You need to improve on spelling and grammar. Especially punctuation. Not to be mean, but go read some other stories, a lot of them have errors and not many veiws. When a story is correctly written, more people like reading it. Grin
(Aug. 01, 2012  3:01 AM)DrPepsidew Wrote: You need to improve on spelling and grammar. Especially punctuation. Not to be mean, but go read some other stories, a lot of them have errors and not many veiws. When a story is correctly written, more people like reading it. Grin
TiredI have the best spelling in my class....
(Aug. 01, 2012  6:45 PM)Dark Wizard Wrote:
(Aug. 01, 2012  3:01 AM)DrPepsidew Wrote: You need to improve on spelling and grammar. Especially punctuation. Not to be mean, but go read some other stories, a lot of them have errors and not many veiws. When a story is correctly written, more people like reading it. Grin
TiredI have the best spelling in my class....

He's just rying to be nice... And it doesn't matter if you have the best spelling or not, he's trying to help. You seriously should take his advice. It will help a lot.

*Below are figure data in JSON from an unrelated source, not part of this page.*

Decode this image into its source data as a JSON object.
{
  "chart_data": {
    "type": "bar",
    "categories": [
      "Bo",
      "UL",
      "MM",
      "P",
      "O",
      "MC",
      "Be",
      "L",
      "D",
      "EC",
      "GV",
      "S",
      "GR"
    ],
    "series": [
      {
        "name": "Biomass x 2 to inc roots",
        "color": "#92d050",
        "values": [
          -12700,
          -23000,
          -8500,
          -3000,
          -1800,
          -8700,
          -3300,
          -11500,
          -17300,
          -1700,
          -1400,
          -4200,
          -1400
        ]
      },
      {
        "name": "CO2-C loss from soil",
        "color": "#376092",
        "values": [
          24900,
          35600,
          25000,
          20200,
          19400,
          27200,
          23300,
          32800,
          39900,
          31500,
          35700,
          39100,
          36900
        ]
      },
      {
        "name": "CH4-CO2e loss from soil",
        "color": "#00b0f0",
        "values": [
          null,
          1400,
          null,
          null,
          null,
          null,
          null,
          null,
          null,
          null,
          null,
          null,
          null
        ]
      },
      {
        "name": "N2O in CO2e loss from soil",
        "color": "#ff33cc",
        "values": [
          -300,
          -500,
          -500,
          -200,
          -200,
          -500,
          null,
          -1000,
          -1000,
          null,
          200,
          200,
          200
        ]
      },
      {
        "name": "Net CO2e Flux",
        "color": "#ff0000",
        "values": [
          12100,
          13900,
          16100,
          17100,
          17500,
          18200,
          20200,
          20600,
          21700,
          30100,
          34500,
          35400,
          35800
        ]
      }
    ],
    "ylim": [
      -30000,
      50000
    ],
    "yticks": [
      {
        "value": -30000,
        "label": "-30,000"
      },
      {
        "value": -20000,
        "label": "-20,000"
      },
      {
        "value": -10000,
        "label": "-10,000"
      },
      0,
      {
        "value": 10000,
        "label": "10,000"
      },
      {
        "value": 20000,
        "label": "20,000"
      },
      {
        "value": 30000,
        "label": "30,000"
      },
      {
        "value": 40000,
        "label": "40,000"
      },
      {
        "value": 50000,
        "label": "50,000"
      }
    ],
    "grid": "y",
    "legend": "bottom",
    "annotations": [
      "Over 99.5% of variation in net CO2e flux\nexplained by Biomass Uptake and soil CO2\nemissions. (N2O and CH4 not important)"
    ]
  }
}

@chinablade, thanks. and dark? seriously man, learn to take constructive criticism. Best spelling in your class or not.
(Aug. 02, 2012  9:15 PM)DrPepsidew Wrote: @chinablade, thanks. and dark? seriously man, learn to take constructive criticism. Best spelling in your class or not.
Quit spamming......I was just saying.I didn't explode on you like you did.I can take constructive ctritisizim.Isn't the actual AUTHOR aloud to say something about it?
Chapter 3:L-Drago's Will

The End

(Aug. 02, 2012  11:38 PM)Dark Wizard Wrote:
(Aug. 02, 2012  9:15 PM)DrPepsidew Wrote: @chinablade, thanks. and dark? seriously man, learn to take constructive criticism. Best spelling in your class or not.
Quit spamming......I was just saying.I didn't explode on you like you did.I can take constructive ctritisizim.Isn't the actual AUTHOR aloud to say something about it?
Chapter 3:L-Drago's Will

The End

A few things.
1. He's not spamming, he's just telling me thank you and giving you advice.
2. You need to put spaces after the senteces.
3. Many grammatical errors.
4. Needs to be longer.
5. What he said is constructive critisism. I had to deal woth the same type of stuff when I wrote my first story.
I hope this helps. Don't freak out on me. XD
(Aug. 02, 2012  11:45 PM)ChinaBladeâ„¢ Wrote:
(Aug. 02, 2012  11:38 PM)Dark Wizard Wrote:
(Aug. 02, 2012  9:15 PM)DrPepsidew Wrote: @chinablade, thanks. and dark? seriously man, learn to take constructive criticism. Best spelling in your class or not.
Quit spamming......I was just saying.I didn't explode on you like you did.I can take constructive ctritisizim.Isn't the actual AUTHOR aloud to say something about it?
Chapter 3:L-Drago's Will

The End

A few things.
1. He's not spamming, he's just telling me thank you and giving you advice.
2. You need to put spaces after the senteces.
3. Many grammatical errors.
4. Needs to be longer.
5. What he said is constructive critisism. I had to deal woth the same type of stuff when I wrote my first story.
I hope this helps. Don't freak out on me. XD
Sorry.I have writers block.And I don't freak out on people....
Close this thread!!!PLease!!This story is horrible!!!